19:32 Романофф: «А ты думал мы заказали себе газировку, когда агентство угощает?! Все, чао, мы перемещаемся в бар через дорогу» 19:32 Эмили: «Баки, не беспокойся, Наташа настояла на смене места. Мы идем в бар через дорогу» Зачем мне знать о том, что у Шэрон сдох хомяк? Слегка расслабившись, я оставил вещание в телевизоре и открыл ноутбук. Попробую заполнить несколько отчетов. 20:20 Эмили: «Милый, мы в караоке на Пирсон Стрит» Караоке? Милый?! Какого х… 20:21 Романофф: «Ты в панике, милый? Лол) Твоя жена явно не такой сухарик, как ты) Дай мне еще час, и еще два шота текилы, и мы с ней созреем к зайчикам и котикам)»

20:21

Барнс

«Ты спятила? Мне не нужны эти сопли. Они никому не нужны.

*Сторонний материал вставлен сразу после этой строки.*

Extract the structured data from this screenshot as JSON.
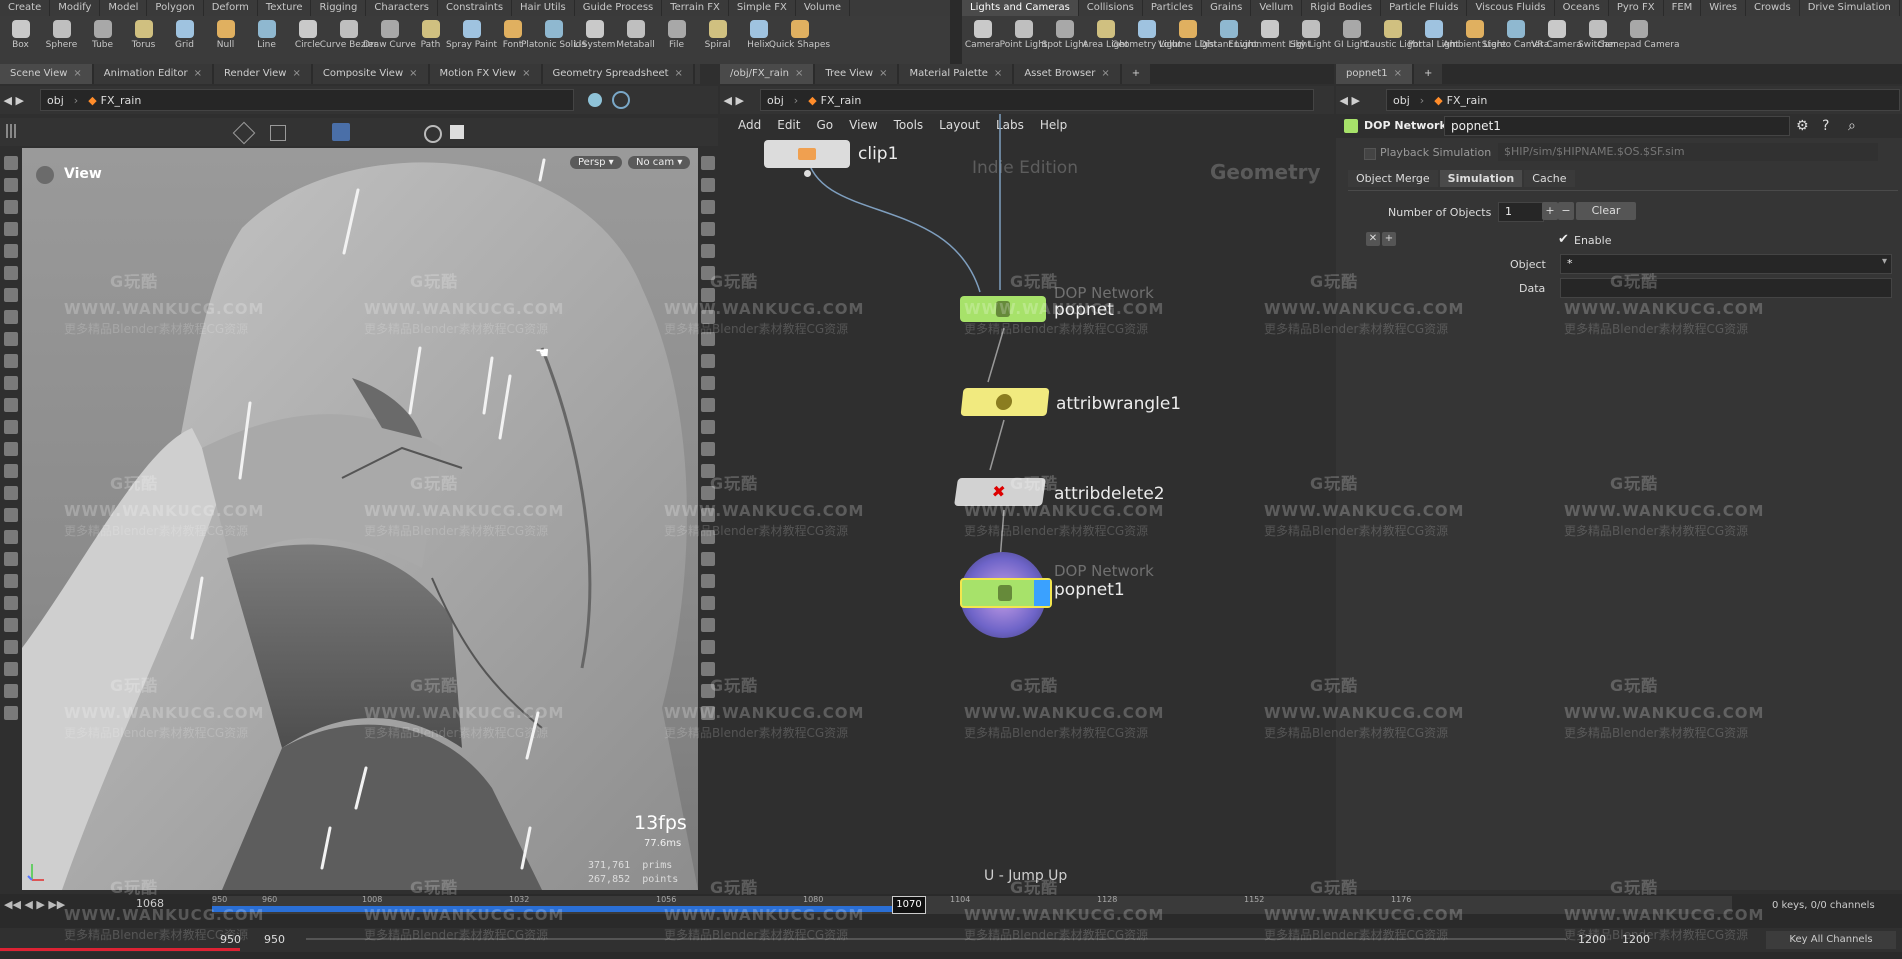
{
  "shelf_left": {
    "tabs": [
      "Create",
      "Modify",
      "Model",
      "Polygon",
      "Deform",
      "Texture",
      "Rigging",
      "Characters",
      "Constraints",
      "Hair Utils",
      "Guide Process",
      "Terrain FX",
      "Simple FX",
      "Volume"
    ],
    "tools": [
      "Box",
      "Sphere",
      "Tube",
      "Torus",
      "Grid",
      "Null",
      "Line",
      "Circle",
      "Curve Bezier",
      "Draw Curve",
      "Path",
      "Spray Paint",
      "Font",
      "Platonic Solids",
      "L-System",
      "Metaball",
      "File",
      "Spiral",
      "Helix",
      "Quick Shapes"
    ]
  },
  "shelf_right": {
    "tabs": [
      "Lights and Cameras",
      "Collisions",
      "Particles",
      "Grains",
      "Vellum",
      "Rigid Bodies",
      "Particle Fluids",
      "Viscous Fluids",
      "Oceans",
      "Pyro FX",
      "FEM",
      "Wires",
      "Crowds",
      "Drive Simulation"
    ],
    "tools": [
      "Camera",
      "Point Light",
      "Spot Light",
      "Area Light",
      "Geometry Light",
      "Volume Light",
      "Distant Light",
      "Environment Light",
      "Sky Light",
      "GI Light",
      "Caustic Light",
      "Portal Light",
      "Ambient Light",
      "Stereo Camera",
      "VR Camera",
      "Switcher",
      "Gamepad Camera"
    ]
  },
  "pane_left": {
    "tabs": [
      "Scene View",
      "Animation Editor",
      "Render View",
      "Composite View",
      "Motion FX View",
      "Geometry Spreadsheet"
    ],
    "path": [
      "obj",
      "FX_rain"
    ]
  },
  "pane_mid": {
    "tabs": [
      "/obj/FX_rain",
      "Tree View",
      "Material Palette",
      "Asset Browser"
    ],
    "path": [
      "obj",
      "FX_rain"
    ],
    "menu": [
      "Add",
      "Edit",
      "Go",
      "View",
      "Tools",
      "Layout",
      "Labs",
      "Help"
    ]
  },
  "pane_right": {
    "tabs": [
      "popnet1"
    ],
    "path": [
      "obj",
      "FX_rain"
    ]
  },
  "viewport": {
    "label": "View",
    "persp": "Persp ▾",
    "cam": "No cam ▾",
    "fps": "13fps",
    "ms": "77.6ms",
    "prims_value": "371,761",
    "prims_label": "prims",
    "points_value": "267,852",
    "points_label": "points"
  },
  "network": {
    "watermark_edition": "Indie Edition",
    "watermark_context": "Geometry",
    "hint": "U - Jump Up",
    "nodes": [
      {
        "name": "clip1",
        "sub": "",
        "color": "#dcdcdc"
      },
      {
        "name": "popnet",
        "sub": "DOP Network",
        "color": "#a7e26a"
      },
      {
        "name": "attribwrangle1",
        "sub": "",
        "color": "#f1ea7f"
      },
      {
        "name": "attribdelete2",
        "sub": "",
        "color": "#d2d2d2"
      },
      {
        "name": "popnet1",
        "sub": "DOP Network",
        "color": "#a7e26a"
      }
    ]
  },
  "params": {
    "type_label": "DOP Network",
    "node_name": "popnet1",
    "playback_label": "Playback Simulation",
    "sim_path": "$HIP/sim/$HIPNAME.$OS.$SF.sim",
    "tabs": [
      "Object Merge",
      "Simulation",
      "Cache"
    ],
    "active_tab": "Simulation",
    "num_objects_label": "Number of Objects",
    "num_objects_value": "1",
    "clear_label": "Clear",
    "enable_label": "Enable",
    "object_label": "Object",
    "object_value": "*",
    "data_label": "Data"
  },
  "timeline": {
    "current_frame": "1070",
    "start_frame": "950",
    "start_frame2": "950",
    "end_frame": "1200",
    "end_frame2": "1200",
    "left_frame": "1068",
    "ticks": [
      "950",
      "960",
      "1008",
      "1032",
      "1056",
      "1080",
      "1104",
      "1128",
      "1152",
      "1176"
    ],
    "keys_label": "0 keys, 0/0 channels",
    "key_all_label": "Key All Channels"
  },
  "watermark": {
    "logo": "G玩酷",
    "url": "WWW.WANKUCG.COM",
    "tagline": "更多精品Blender素材教程CG资源"
  },
  "colors": {
    "accent_blue": "#2a6fd6",
    "node_green": "#a7e26a",
    "node_yellow": "#f1ea7f",
    "flag_blue": "#3aa1ff"
  }
}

Зачем это всё, Нат? Как это относится к заданию?»

20:23 Романофф: «Она вспомнит. Начнет вспоминать отрывками, кусками. И ты должен быть тем, к кому она придет самому первому со всем этим киселем в голове. Если ты продолжишь и дальше вести себя с ней, как я сестренкой — мы провалимся. Ты и только ты. Не я, и не тот симпатичный бармен, который пытается с ней флиртовать)»

20:24

Барнс:

«Какой бармен? Адрес?»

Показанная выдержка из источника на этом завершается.